Did you miss a spot? Is that the spot that will invade, insert? Maybe adhere? Or will it just drop by for a visit, depositing nothing?

Will it dissipate into a thousand inconsequential, insignificant ions, capable of no deadly mutation?

When will it become no more than ordinary matter?
And when it does, will it matter?


The Oracle

I consulted the oracle this morning. No appointment. I knew this was wrong, but it was an emergency. Time was fleeting.

She was sunbathing. In a kidney-shaped pool. Wearing tiny black eye protectors. She gave no sign that I was there. She was tossing pinto beans into the shallow end, each creating little concentric circular waves.

I heard that to get her attention, an offering was necessary. The rumor was that she favored sliced mangoes but this season all the mangoes had withered. Instead I had Prosecco and an exquisite champagne flute. It was well known that the oracle had a weakness for carbonation.

I placed the glass, brimming with bubbles, on the pool’s smoothest edge.

I had prepared questions sure to appeal to her reputation for philosophical conundrum. Clearing my throat, I asked: “What kind of times are these? Are these the times that try men’s souls?”

Then I added “How about women’s?” The oracle did not respond.

I tried again, refilling her glass. “Are you having the time of your life? Am I? Is anyone?”

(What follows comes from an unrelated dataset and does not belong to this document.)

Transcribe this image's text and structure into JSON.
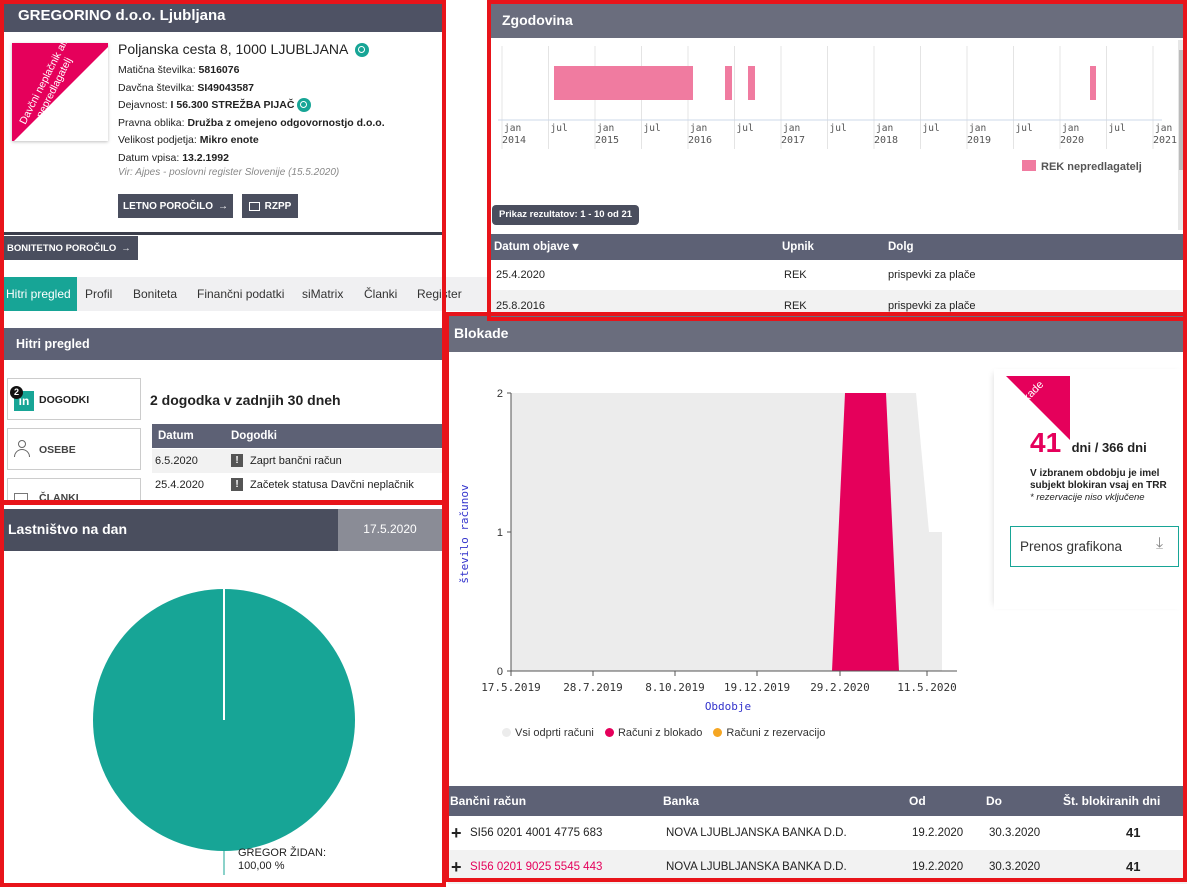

Still, nothing. No response. Also no more pinto beans.

The oracle frowned.

Maybe, I thought, a more whimsical approach. Maybe a fairy tale. “Once upon a time,” I said, “time stood still.” I waited. Just when the silence was nearly unbearable I announced (with a mischievous look) “then it marched on. In a huff. But, is it true what they say? Is it true that time heals all wounds?”

The Oracle stared at the empty champagne flute. “Time’s up,” she said. And then she submerged, leaving only a steady stream of bubbles on the surface of the pool.